Published online March 1, 2020


Copyright © International Union of Geological Sciences.

Late Quaternary sedimentation history of the Himalaya and its foreland

Anil Kumar1, Yogesh Ray2, Rupa Ghosh1, Sujay Bandyopadhyay3, Vimal Singh4, Pradeep Srivastava1*

1Wadia Institute of Himalayan Geology, 33 GMS Road, Dehradun 248 001, Uttarakhand, India
2National Centre for Polar and Ocean Research, Headland Sada, Vasco da Gama-403 804, Goa, India
3Department of Geography, Kazi Nazrul University, Asansol 713 340, Paschim Barddhaman, West Bengal, India
4Department of Geology, Chhatra Marg, University of Delhi, Delhi – 110007, India

Correspondence to:Email: pradeep@wihg.res.in

Received: January 20, 2019; Revised: August 7, 2019; Accepted: August 7, 2019

This is an Open Access article distributed under the terms of the Creative Commons Attribution Non-Commercial License (http://creativecommons.org/licenses/by-nc/4.0) which permits unrestricted non-commercial use, distribution, and reproduction in any medium, provided the original work is properly cited.


Himalaya and its foreland acted as a coupled system that responded to the climate variability and evolved as a thrust and fold belt. The river systems draining the Himalaya, the Ganga foreland act as an artery that helps registering climate and tectonic signals into its geomorphology and sedimentary history.
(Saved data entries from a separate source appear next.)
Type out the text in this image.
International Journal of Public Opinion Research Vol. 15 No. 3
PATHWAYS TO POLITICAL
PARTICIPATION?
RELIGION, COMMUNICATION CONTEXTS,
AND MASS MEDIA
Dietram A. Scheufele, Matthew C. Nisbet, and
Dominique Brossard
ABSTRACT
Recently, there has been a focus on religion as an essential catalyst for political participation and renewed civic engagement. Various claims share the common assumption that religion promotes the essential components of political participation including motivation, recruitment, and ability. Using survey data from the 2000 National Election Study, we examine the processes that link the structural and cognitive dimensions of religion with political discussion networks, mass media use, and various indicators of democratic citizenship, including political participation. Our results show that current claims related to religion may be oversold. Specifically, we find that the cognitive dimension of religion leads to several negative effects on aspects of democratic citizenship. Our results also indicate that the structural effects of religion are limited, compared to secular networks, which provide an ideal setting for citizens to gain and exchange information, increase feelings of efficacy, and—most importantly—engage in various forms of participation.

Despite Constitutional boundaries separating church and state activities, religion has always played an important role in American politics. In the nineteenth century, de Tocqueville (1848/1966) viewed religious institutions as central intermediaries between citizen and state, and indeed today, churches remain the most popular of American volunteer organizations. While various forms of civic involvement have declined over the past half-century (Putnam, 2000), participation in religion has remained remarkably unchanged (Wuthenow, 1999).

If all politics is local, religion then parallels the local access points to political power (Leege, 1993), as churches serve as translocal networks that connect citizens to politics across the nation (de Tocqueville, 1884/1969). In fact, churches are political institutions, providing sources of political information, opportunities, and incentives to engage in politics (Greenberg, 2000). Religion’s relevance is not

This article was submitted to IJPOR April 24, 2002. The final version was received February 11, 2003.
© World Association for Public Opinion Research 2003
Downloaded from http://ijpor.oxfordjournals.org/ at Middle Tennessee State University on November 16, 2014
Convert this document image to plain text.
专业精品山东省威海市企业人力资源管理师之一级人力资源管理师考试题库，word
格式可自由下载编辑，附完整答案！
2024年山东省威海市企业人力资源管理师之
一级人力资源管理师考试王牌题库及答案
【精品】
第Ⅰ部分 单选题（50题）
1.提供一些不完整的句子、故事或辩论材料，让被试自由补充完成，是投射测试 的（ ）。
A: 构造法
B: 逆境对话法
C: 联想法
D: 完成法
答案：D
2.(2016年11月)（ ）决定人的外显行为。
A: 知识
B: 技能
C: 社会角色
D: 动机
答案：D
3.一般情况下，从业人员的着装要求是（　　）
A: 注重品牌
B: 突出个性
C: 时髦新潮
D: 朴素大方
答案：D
The paper discusses the late Quaternary landscape evolution of the mountain and its foreland and reviews the published literature in the context. It mainly focusses on the alluvial landscape and compiles the chronological data to decipher the evolution of mountain, the Ganga foreland and the delta. The review suggests that rivers in Himalaya largely aggraded during the climatic transition between the dry glacial and wet interglacial. The incision of the river valleys took place during peak of the warm interglacial periods when Indian Summer Monsoon strengthened. The Ganga plain rivers exhibit varied geomorphology that depended on the proximity to the mountain, forebulge of the foreland and type of drainage (transverse or axial). The rivers in the west are incised while those in the east are shallow and avulsive. The sedimentary history of the Ganga plain implies being forced from N-S movement of monsoon front and foreland dynamics over the past 120 ka. The delta region of Ganga has been responding to the fluctuating sea level and delta progradation (retro-gradation).